Finding Your Writing Way Home

November 3, 2008 by  
Filed under Writing Space

“All of life is a coming home. Salesmen, secretaries, coal miners, beekeepers, sword swallowers, all of us.  All the restless hearts of the world, all trying to find a way home.” (Patch Adams)

We’re all meaning making creatures: trying to make sense of our experience, trying to make a reality of our hopes and dreams, trying to work out who we are.  Trying to find our way back home.

Writing, for me, is at the heart of that search for meaning.  And when I think about what the “writing space” represents it’s carving out the time and the freedom to explore new paths.  To give yourself the permission to experiment and the opportunity to play.  To listen to the different writing voices that emerge when you give yourself the space to write.  To start to identify your writing way home.

My home after berlusca by boscizzi on Flickr

My home after berlusca by boscizzi on Flickr

This piece marks the end of my first year contributing to the Writing Space.  Like most creative projects, I wasn’t sure what it was going to look like when I first started.  I could see some of the path ahead, but had no idea where it would end up.  This seemed like a good opportunity to look back and see where the path has taken me.

(Of course one of the best things about writing is that you can go back and read through your words – often with delighted surprise at something you’d forgotten you’d written, and occasionally with a powerful sense of recognition.)

With reflection I can see that the Writing Space includes:

The opportunity to experiment.

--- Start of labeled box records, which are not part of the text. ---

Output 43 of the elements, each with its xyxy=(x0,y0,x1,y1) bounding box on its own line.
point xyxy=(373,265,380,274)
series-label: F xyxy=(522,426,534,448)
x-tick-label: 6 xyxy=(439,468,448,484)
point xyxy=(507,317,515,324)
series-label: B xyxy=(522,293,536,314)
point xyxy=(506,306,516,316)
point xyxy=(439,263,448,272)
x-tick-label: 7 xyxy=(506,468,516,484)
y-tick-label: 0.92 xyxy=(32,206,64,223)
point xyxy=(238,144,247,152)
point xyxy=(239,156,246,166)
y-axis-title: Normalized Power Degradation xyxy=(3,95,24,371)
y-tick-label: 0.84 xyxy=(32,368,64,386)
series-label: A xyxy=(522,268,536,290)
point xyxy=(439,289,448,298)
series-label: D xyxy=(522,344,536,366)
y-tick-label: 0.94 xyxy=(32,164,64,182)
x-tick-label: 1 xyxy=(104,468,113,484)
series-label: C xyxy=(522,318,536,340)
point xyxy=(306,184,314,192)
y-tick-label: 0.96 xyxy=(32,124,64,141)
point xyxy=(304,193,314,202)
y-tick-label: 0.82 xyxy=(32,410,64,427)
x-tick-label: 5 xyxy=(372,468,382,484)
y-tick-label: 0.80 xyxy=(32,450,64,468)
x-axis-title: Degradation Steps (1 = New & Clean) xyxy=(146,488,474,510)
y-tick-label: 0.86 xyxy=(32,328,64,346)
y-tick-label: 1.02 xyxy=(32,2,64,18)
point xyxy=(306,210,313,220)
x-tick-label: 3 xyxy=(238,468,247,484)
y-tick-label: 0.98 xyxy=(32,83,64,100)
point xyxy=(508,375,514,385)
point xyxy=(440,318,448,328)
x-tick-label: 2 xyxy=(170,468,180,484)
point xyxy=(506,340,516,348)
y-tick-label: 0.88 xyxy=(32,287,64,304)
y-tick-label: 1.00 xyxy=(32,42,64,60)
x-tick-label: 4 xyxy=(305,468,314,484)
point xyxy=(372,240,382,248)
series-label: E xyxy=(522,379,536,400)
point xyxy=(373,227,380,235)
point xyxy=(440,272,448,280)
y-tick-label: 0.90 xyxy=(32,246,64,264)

To have adventures, and try new things (Are You Ready For a Blogging Adventure?)  To play with your writing, and explore new ways to delight in the power of your own words.  (7 Ways To Spice Up Your Writing)  Or maybe to give yourself permission to write the things  you’ve always dreamed about, but never (yet) got round to making happen.  (What Do You Dream About Writing?)

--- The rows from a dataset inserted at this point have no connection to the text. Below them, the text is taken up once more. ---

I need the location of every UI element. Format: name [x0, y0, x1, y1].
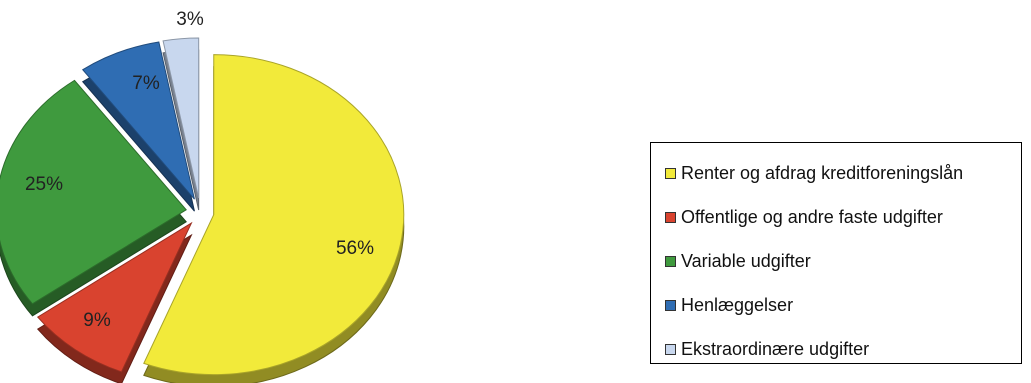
slice-label-ekstraordinaere: 3%: [176, 9, 204, 30]
legend-item-renter: Renter og afdrag kreditforeningslån: [665, 151, 1021, 195]
slice-label-variable: 25%: [25, 174, 63, 195]
pie-slice-renter: [143, 54, 405, 376]
pie-slice-variable: [0, 79, 187, 305]
legend-swatch-henlaeggelser: [665, 299, 676, 311]
legend-swatch-variable: [665, 255, 676, 267]
legend-label-ekstraordinaere: Ekstraordinære udgifter: [681, 338, 870, 359]
legend-swatch-offentlige: [665, 211, 676, 223]
chart-legend: Renter og afdrag kreditforeningslån Offe…: [650, 142, 1022, 364]
legend-item-offentlige: Offentlige og andre faste udgifter: [665, 195, 1021, 239]
legend-item-ekstraordinaere: Ekstraordinære udgifter: [665, 327, 1021, 371]
legend-item-variable: Variable udgifter: [665, 239, 1021, 283]
slice-label-renter: 56%: [336, 238, 374, 259]
pie-slice-henlaeggelser: [81, 41, 195, 200]
pie-slice-offentlige: [36, 221, 193, 373]
legend-item-henlaeggelser: Henlæggelser: [665, 283, 1021, 327]
legend-label-henlaeggelser: Henlæggelser: [681, 294, 794, 315]
legend-label-variable: Variable udgifter: [681, 250, 811, 271]
pie-slice-ekstraordinaere: [162, 37, 200, 199]
slice-label-offentlige: 9%: [83, 310, 111, 331]
legend-label-offentlige: Offentlige og andre faste udgifter: [681, 206, 943, 227]
slice-label-henlaeggelser: 7%: [132, 73, 160, 94]
legend-label-renter: Renter og afdrag kreditforeningslån: [681, 162, 964, 183]
legend-swatch-renter: [665, 167, 676, 179]
legend-swatch-ekstraordinaere: [665, 343, 676, 355]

Writing what matters: Taking the time to write the stuff that counts.  That might be the big things: the strong emotions that course through your heart.  (Writing To Sustain The Heart) Or maybe it’s the small, everyday things that you want to notice, to say thanks for, and to value.  (Get Ready to Celebrate With the Gift of Words)

Giving yourself permission.  So many people dismiss their writing because they’re ‘not writers’.  But writing to make meaning, to make sense of things, to find your way home – that kind of writing doesn’t need to be done by a great artist or writer.  It needs to be done by you.  So there are times when it’s good to keep it simple and others when you need to let your words run free.

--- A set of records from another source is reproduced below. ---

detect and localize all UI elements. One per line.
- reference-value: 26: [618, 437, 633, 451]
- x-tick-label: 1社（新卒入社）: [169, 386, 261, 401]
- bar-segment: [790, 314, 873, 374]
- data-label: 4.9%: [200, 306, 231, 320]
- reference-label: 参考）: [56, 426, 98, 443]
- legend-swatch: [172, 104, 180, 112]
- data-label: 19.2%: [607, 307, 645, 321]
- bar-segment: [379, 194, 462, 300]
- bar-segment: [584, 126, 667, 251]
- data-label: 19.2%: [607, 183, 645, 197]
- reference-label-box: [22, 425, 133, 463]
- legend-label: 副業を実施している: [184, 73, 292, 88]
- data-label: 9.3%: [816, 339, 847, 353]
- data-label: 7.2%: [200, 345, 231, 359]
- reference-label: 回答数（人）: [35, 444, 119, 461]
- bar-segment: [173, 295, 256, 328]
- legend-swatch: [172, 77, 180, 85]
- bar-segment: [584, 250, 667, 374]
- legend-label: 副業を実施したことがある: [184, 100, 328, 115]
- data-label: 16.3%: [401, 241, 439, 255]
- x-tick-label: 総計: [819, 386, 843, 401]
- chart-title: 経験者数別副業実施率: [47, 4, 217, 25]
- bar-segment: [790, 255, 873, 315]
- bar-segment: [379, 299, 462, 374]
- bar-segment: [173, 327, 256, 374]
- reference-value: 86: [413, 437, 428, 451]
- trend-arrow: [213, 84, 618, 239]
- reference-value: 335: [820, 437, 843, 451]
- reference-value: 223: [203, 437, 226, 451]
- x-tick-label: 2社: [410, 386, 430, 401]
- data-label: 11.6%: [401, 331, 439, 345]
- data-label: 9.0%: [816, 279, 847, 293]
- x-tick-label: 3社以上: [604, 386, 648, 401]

Listening to what you’re telling yourself.  Your writing isn’t just a way to communicate with others.  You’ll find the most important message is the one you’ve written, however indirectly, to yourself. (Are You Tuned Into the Power of Your Own Words?)

Writing things down to make them happen. Writing how you want things to turn out, and how (or who) you want to be.  Sharing a secret, quietly, with your page as the first step to opening a new world of possibility.  (Opportunity: The Start of a New Page) Writing your way to the home you know is waiting. (Writing Routes to Reinvention)

Writing to hear your own voice. Giving yourself the freedom and space to write can help you to sort things out in  your mind, to sort out the trivial from the important, to connect back to your core values, your sense of self, whatever it is that you recognise as your ‘source’.  It’s what I described as keeping your writing feet on the ground:

Writing – personal writing in your own writing space – is a simple way to reconnect back to the present moment. To feel and to write the way you feel now, never mind the whys and wherefores. To let some stuff go and just… be.

To feel our toes uncurl, notice the warmth of the sand, feel our weight shift and settle. To know we’re grounded, present, here.

Those are some of the things that the Writing Space means to me. A space that helps to find our way home.

What does the writing space mean to you?  Are there other dimensions of the writing space that you’d like me to explore over the next 12 months?